Stanton räusperte sich. „In Ordnung", sein Ton klang leicht militärisch, „Wie Ihr befehlt!"
„Irgendwie erwartest du immer Befehle von mir. Und weißt du was? - Es gefällt mir." Ihre Finger tanzten erneut über seine Brust, die so perfekt geformt war, dass sie dieser Körperlandschaft am liebsten tiefer gefolgt wäre, viel tiefer. „Ich denke am Meer zu heiraten wäre ein Traum. Darüber sind wir uns also einig", sie überlegte kurz, „Wir brauchen nur etwas Zeit, um alles vorzubereiten, natürlich erst mal ein Datum und Trauzeugen und Ringe."
Stantons linker Arm legte sich bei diesem Stichwort automatisch in seinen Nacken. „Nun ja ... Ringe ...", stotterte er leicht unsicher.
„Wir brauchen doch Ringe, oder nicht?" Mia hob erneut ihren Kopf an und schaute ihn fragend an.

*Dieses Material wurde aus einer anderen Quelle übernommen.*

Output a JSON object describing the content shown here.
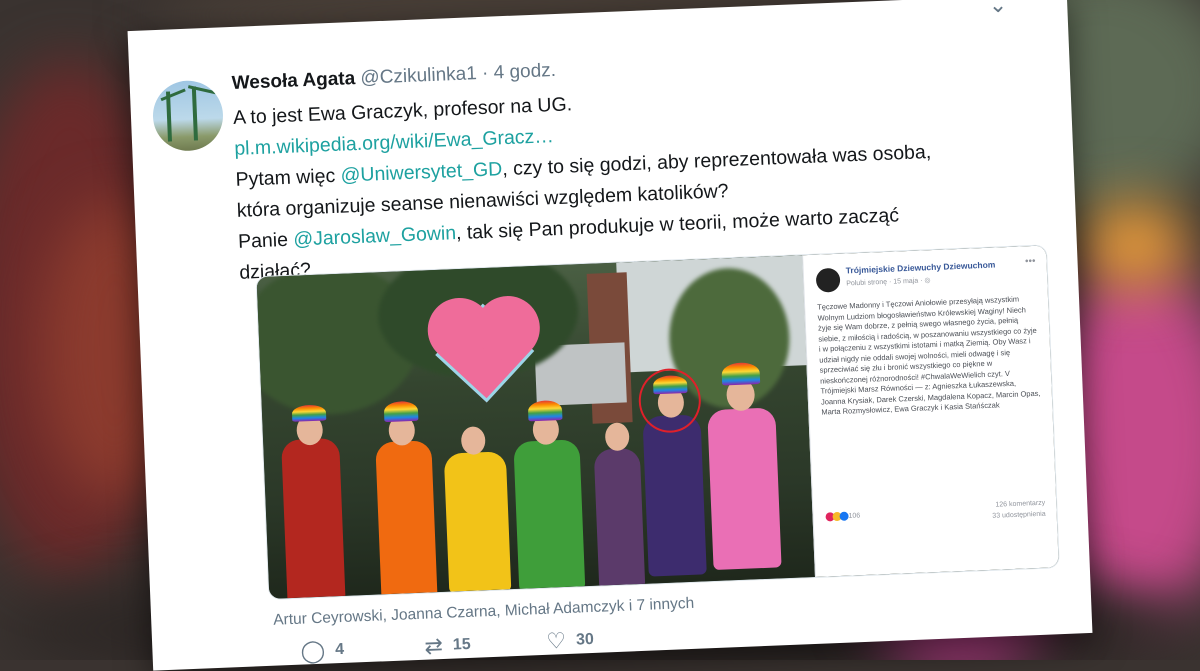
{
  "tweet": {
    "display_name": "Wesoła Agata",
    "handle": "@Czikulinka1",
    "separator": "·",
    "time": "4 godz.",
    "menu_icon": "chevron-down-icon",
    "lines": [
      {
        "parts": [
          {
            "t": "A to jest Ewa Graczyk, profesor na UG.",
            "k": "text"
          }
        ]
      },
      {
        "parts": [
          {
            "t": "pl.m.wikipedia.org/wiki/Ewa_Gracz…",
            "k": "link"
          }
        ]
      },
      {
        "parts": [
          {
            "t": "Pytam więc ",
            "k": "text"
          },
          {
            "t": "@Uniwersytet_GD",
            "k": "mention"
          },
          {
            "t": ", czy to się godzi, aby reprezentowała was osoba,",
            "k": "text"
          }
        ]
      },
      {
        "parts": [
          {
            "t": "która organizuje seanse nienawiści względem katolików?",
            "k": "text"
          }
        ]
      },
      {
        "parts": [
          {
            "t": "Panie ",
            "k": "text"
          },
          {
            "t": "@Jaroslaw_Gowin",
            "k": "mention"
          },
          {
            "t": ", tak się Pan produkuje w teorii, może warto zacząć",
            "k": "text"
          }
        ]
      },
      {
        "parts": [
          {
            "t": "działać?",
            "k": "text"
          }
        ]
      }
    ]
  },
  "embedded_post": {
    "page_name": "Trójmiejskie Dziewuchy Dziewuchom",
    "meta": "Polubi stronę · 15 maja · ◎",
    "menu": "•••",
    "body": "Tęczowe Madonny i Tęczowi Aniołowie przesyłają wszystkim Wolnym Ludziom błogosławieństwo Królewskiej Waginy! Niech żyje się Wam dobrze, z pełnią swego własnego życia, pełnią siebie, z miłością i radością, w poszanowaniu wszystkiego co żyje i w połączeniu z wszystkimi istotami i matką Ziemią. Oby Wasz i udział nigdy nie oddali swojej wolności, mieli odwagę i się sprzeciwiać się złu i bronić wszystkiego co piękne w nieskończonej różnorodności! #ChwalaWeWielich czyt. V Trójmiejski Marsz Równości — z: Agnieszka Łukaszewska, Joanna Krysiak, Darek Czerski, Magdalena Kopacz, Marcin Opas, Marta Rozmysłowicz, Ewa Graczyk i Kasia Stańśczak",
    "reaction_count": "106",
    "comments": "126 komentarzy",
    "shares": "33 udostępnienia"
  },
  "likers": "Artur Ceyrowski, Joanna Czarna, Michał Adamczyk i 7 innych",
  "actions": {
    "reply": {
      "icon": "reply-bubble-icon",
      "glyph": "◯",
      "count": "4"
    },
    "retweet": {
      "icon": "retweet-icon",
      "glyph": "⇄",
      "count": "15"
    },
    "like": {
      "icon": "heart-icon",
      "glyph": "♡",
      "count": "30"
    }
  },
  "colors": {
    "link": "#1da1a0",
    "text": "#14171a",
    "muted": "#657786",
    "highlight_circle": "#e0202a"
  }
}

„Eigentlich haben wir schon unsere Ringe", gestand er ihr leicht nervös.
„Wir haben ... du hast schon? Wann?", fragte sie sichtlich erstaunt, „Du hast schon Ringe besorgt, obwohl du nicht wusstest, ob ich überhaupt deinen Antrag annehmen würde?"
Seine Hand gab den Nacken wieder frei und umschloss leicht ihre Wange. „Das wusste ich nicht, aber ich habe es gehofft. Außerdem hatte ich nur diese eine Gelegenheit gehabt, um die Ringe schmieden zu lassen."
„Schmieden? Was meinst du damit?" Ihr neugieriges Herz schlug fest gegen ihre Brust.
„Ich wollte etwas Besonderes für uns. Etwas, was sonst niemand hat und dass uns beide verbindet", fing er an zu erklären und sah dabei so niedlich unsicher aus, „Wenn dir die Idee allerdings nicht gefallen sollte, dann können wir auch andere Ringe nehmen."
„Welche Idee? Nun sag schon, bitte", bohrte sie ungeduldig nach, doch ganz ganz tief in ihrem Herzen kannte sie die Antwort schon, zumindest hoffte sie, sie zu kennen.
„François ..."
„François?", wiederholte sie aufgeregt.
„Ja, er hat doch das Schwert neu geschmiedet" Mias holte tief Luft und hing gespannt an seinen Lippen, „und ich habe ihn darum gebeten, aus dem Material ...", er stockte kurz und wandte den Blick ab, „auch wenn es nicht wertvoll ist und eigentlich ..."
Ein freudiges Quietschen unterbrach seine Unsicherheit. „Du hast unsere Ringe aus der Schwertklinge schmieden lassen?!", rief sie überglücklich.
„Ja, aber falls ..."
„Oh mein Gott, das ist perfekt! Das ist mehr als perfekt und eine ganz tolle Idee. Ich liebe diese Vorstellung und ich liebe diese Ringe jetzt schon", sie schaute ihn direkt an und sah das Leuchten in seinen Augen, „Und ich liebe dich!"
Mias Puls raste vor Glück und sie musste tief durchatmen, um sich wieder etwas zu beruhigen. Dieses gesamte Wochenende war eine Achterbahn der Gefühle für sie gewesen.
„Petz mich!", befahl sie ihm lachend, „Petz mich!" Sie konnte es kaum fassen, dass das alles kein Traum war. Noch vor Kurzem hatte es so ausgesehen, als hätte sie Cory Pheus heiraten müssen, nur um ihn wenigstens noch einmal sehen zu dürfen, doch das Blatt hatte sich für sie gewendet.
„Ich werde dich nicht petzen, aber ich kann dich gerne küssen, wenn du ..."
Sie ließ ihn den Satz nicht beenden, sondern beendete ihn mit ihren vollen Lippen auf seinem weichen Mund.